This section explains how ML Builder handles data, what data you can use, and how to avoid common issues.
You can use the Entities in your environment to train a model, but you can also use remote CSV data. Whether you use Entities or CSV, ML Builder extracts the data and then securely sends it to Azure, to the default blob storage. The file with your data has the following path: datasets[model-name].csv, where [model-name].
ML Builder connects to your environment and lets you select your business data for creating a model that works for your use cases. Here are some notes about how ML Builder handles Entities in the UI during data selection.
- The Entity must contain the target Attribute and all Attributes for generating the model.
- Only Entities with at least one attribute of the following types show in the UI: integer, decimal, long integer, boolean, and static attribute.
- ML Builder ignores the ID fields of the records, as the ID fields don't add value to the model.
- The minimum number of records ML Builder considers depends on the AI provider.
You can use CSV data with the Azure blob storage as the data source. Start creating a new model from an Entity, and at the review screen click Change data source (optional). You have the following options:
- Current environment. The default setting.
- Remote CSV file. If the data is already in Azure, enter the relative path to your default blob storage.
As a rule of thumb, the more data you have for training the model, the better. However, the quality of that data is very important. Here are some general notes about issues that machine learning experts identified, and of which you should be aware when selecting data for training a model. You should spend some time analyzing your data to make sure you can identify potential issues.
Data leak occurs when you use data, to train your model, that you want to predict or data that doesn't exist when you use the model in production. In the support portal use case, the data set fields like priority, ticket type, and responsible team are only available after a support agent creates a ticket. If one of those fields is the target for the prediction, ML Builder excludes it as the attribute to predict the target. You should also not include those attributes to predict the target.
This is what you can do to prevent data leak. Identify and then exclude from the training:
- The attributes that contain information about the future.
- Any fields that don't exist at the moment of prediction.
How to recognize data leak:
- Analyze your model performance. Unrealistically good performance can be a sign of data leak.
Be careful not to introduce a concept drift due to the changes in the historical data. As a simple example, consider the support portal use case. If you're trying to predict the ticket priority, and you have the category "Urgent" in the data of the last six months only, you shouldn't include data older than that for training.
It's important to know that the data used to train the model is what an algorithm considers to be the undeniable truth.
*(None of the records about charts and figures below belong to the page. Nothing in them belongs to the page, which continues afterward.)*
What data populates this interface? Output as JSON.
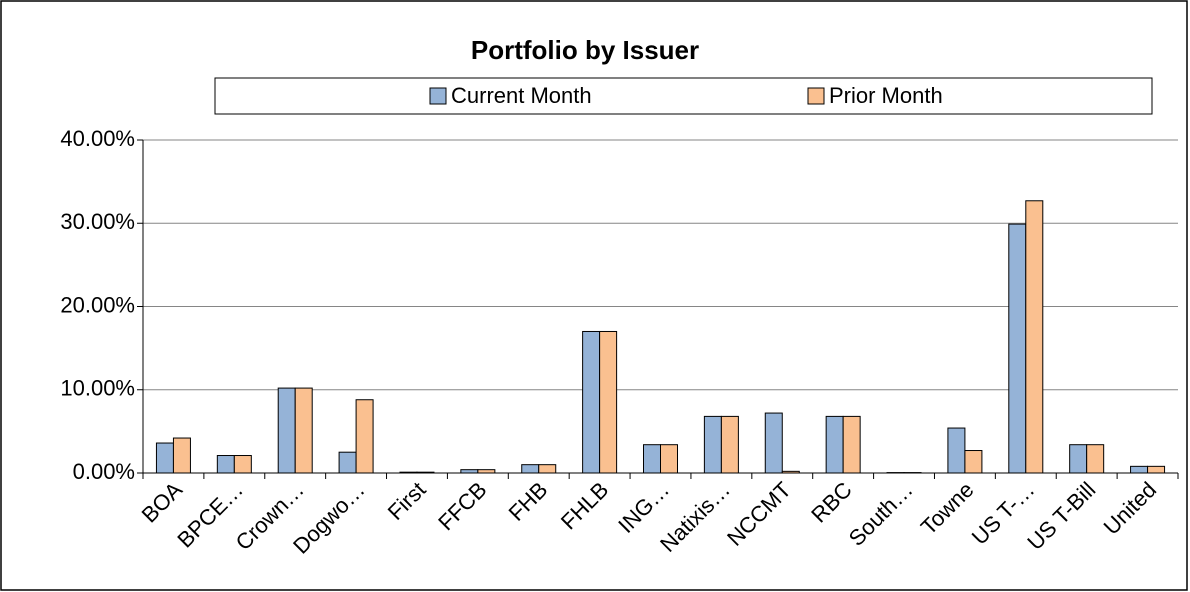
{
  "chart_data": {
    "type": "bar",
    "title": "Portfolio by Issuer",
    "categories": [
      "BOA",
      "BPCE…",
      "Crown…",
      "Dogwo…",
      "First",
      "FFCB",
      "FHB",
      "FHLB",
      "ING…",
      "Natixis…",
      "NCCMT",
      "RBC",
      "South…",
      "Towne",
      "US T-…",
      "US T-Bill",
      "United"
    ],
    "series": [
      {
        "name": "Current Month",
        "color": "#95b3d7",
        "values": [
          3.6,
          2.1,
          10.2,
          2.5,
          0.1,
          0.4,
          1.0,
          17.0,
          3.4,
          6.8,
          7.2,
          6.8,
          0.05,
          5.4,
          29.9,
          3.4,
          0.8
        ]
      },
      {
        "name": "Prior Month",
        "color": "#fac090",
        "values": [
          4.2,
          2.1,
          10.2,
          8.8,
          0.1,
          0.4,
          1.0,
          17.0,
          3.4,
          6.8,
          0.2,
          6.8,
          0.05,
          2.7,
          32.7,
          3.4,
          0.8
        ]
      }
    ],
    "ylim": [
      0,
      40
    ],
    "yticks": [
      {
        "value": 0,
        "label": "0.00%"
      },
      {
        "value": 10,
        "label": "10.00%"
      },
      {
        "value": 20,
        "label": "20.00%"
      },
      {
        "value": 30,
        "label": "30.00%"
      },
      {
        "value": 40,
        "label": "40.00%"
      }
    ],
    "grid": true,
    "legend": "top"
  }
}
If you introduce bias in your data, you introduce bias in the model as well.
To prevent bias:
- Know your data and structure it in a way that allows different opinions.
- Have a diverse and multidisciplinary group to analyze and annotate data.
- Be aware of societal biases and remove them by monitoring and continuous improvement.
About sensitive data and GDPR
Be aware of the data you are using to train your model. Protect and use sensitive data according to GDPR and data protection policies that are applicable to your company.
For example, instead of using the credit card number, use only the last four digits. The four digits may produce a model of lower quality, but it's GDPR compliant.